Groundwater pumping can lead to large scale subsidence, with the Central Valley of California being one of the best described examples. According to that website, "More than 80 percent of the identified subsidence in the United States is a consequence of human impact on subsurface water."

Approximate location of maximum subsidence in the U.S., identified by research efforts of Dr. Joseph F. Poland (pictured).

Overall, the extreme subsidence shown may cause damage to foundations, etc. but is spread over a large area and is pretty even, unlike your classic sink-hole. It is the differential settling that causes the most damage.

There are several types of sink holes (also called dolines), they may be related to failure of indurated rock above cavities or by failure of soft soils/sediments. The most common natural sinks occur through the dissolution of limestone in 'karst' terrain and they can be kilometers across. This can lead to the creation of water or air filled caves. In some cases a cavity forms in sediments above the limestone and can subsequently collapse. Cavities can also be formed in sediments where they are removed through pipe erosion but that tends to be a shallow phenomenon (but can still be damaging).

The description, above, talks about natural processes but these can be enhanced by groundwater pumping. The water supports some of the overburden and removing it weakens the structure and can lead to collapse. Flow systems can change, enhancing subsurface soil erosion as water tables decline. And of course, building over a cavity may exceed the load bearing capacity.

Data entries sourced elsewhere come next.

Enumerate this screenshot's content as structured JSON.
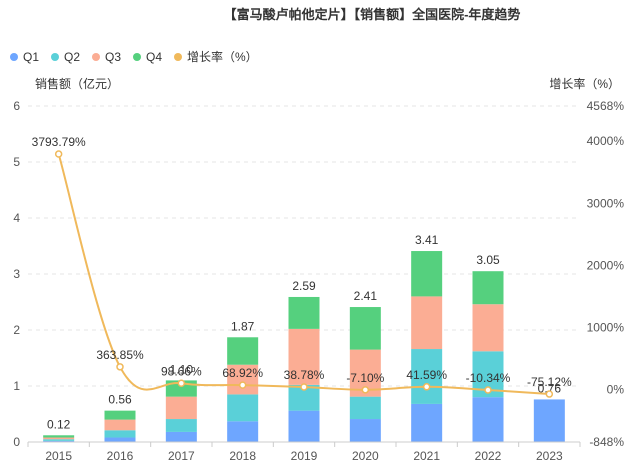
{
  "chart_data": {
    "type": "bar",
    "stacked": true,
    "title": "【富马酸卢帕他定片】【销售额】全国医院-年度趋势",
    "categories": [
      "2015",
      "2016",
      "2017",
      "2018",
      "2019",
      "2020",
      "2021",
      "2022",
      "2023"
    ],
    "series": [
      {
        "name": "Q1",
        "color": "#6ea6ff",
        "values": [
          0.02,
          0.08,
          0.18,
          0.37,
          0.56,
          0.41,
          0.68,
          0.8,
          0.76
        ]
      },
      {
        "name": "Q2",
        "color": "#5ad0d8",
        "values": [
          0.03,
          0.13,
          0.23,
          0.48,
          0.46,
          0.4,
          0.98,
          0.82,
          0.0
        ]
      },
      {
        "name": "Q3",
        "color": "#fbad94",
        "values": [
          0.03,
          0.19,
          0.4,
          0.53,
          1.0,
          0.84,
          0.94,
          0.84,
          0.0
        ]
      },
      {
        "name": "Q4",
        "color": "#55d07e",
        "values": [
          0.04,
          0.16,
          0.29,
          0.49,
          0.57,
          0.76,
          0.81,
          0.59,
          0.0
        ]
      }
    ],
    "totals": [
      "0.12",
      "0.56",
      "1.10",
      "1.87",
      "2.59",
      "2.41",
      "3.41",
      "3.05",
      "0.76"
    ],
    "growth": {
      "name": "增长率（%）",
      "color": "#f0b95b",
      "values": [
        3793.79,
        363.85,
        98.66,
        68.92,
        38.78,
        -7.1,
        41.59,
        -10.34,
        -75.12
      ],
      "labels": [
        "3793.79%",
        "363.85%",
        "98.66%",
        "68.92%",
        "38.78%",
        "-7.10%",
        "41.59%",
        "-10.34%",
        "-75.12%"
      ]
    },
    "y_left": {
      "label": "销售额（亿元）",
      "min": 0,
      "max": 6,
      "ticks": [
        "0",
        "1",
        "2",
        "3",
        "4",
        "5",
        "6"
      ]
    },
    "y_right": {
      "label": "增长率（%）",
      "min": -848,
      "max": 4568,
      "ticks": [
        "-848%",
        "0%",
        "1000%",
        "2000%",
        "3000%",
        "4000%",
        "4568%"
      ],
      "tick_values": [
        -848,
        0,
        1000,
        2000,
        3000,
        4000,
        4568
      ]
    },
    "legend_position": "top-left",
    "grid": true
  }
}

So the long term impacts will depend on both the geologic setting and the severity of water level decline. Will this have a major effect on global infrastructure and economies? I suspect not but the damage we have seen in certain areas is likely to continue and perhaps spread.

A somewhat old but good reference on the subject sinkholes and caves that discusses the land-use issues is Geomorphology and Hydrology of Karst Terrains. White, William B. (1988). Oxford University Press.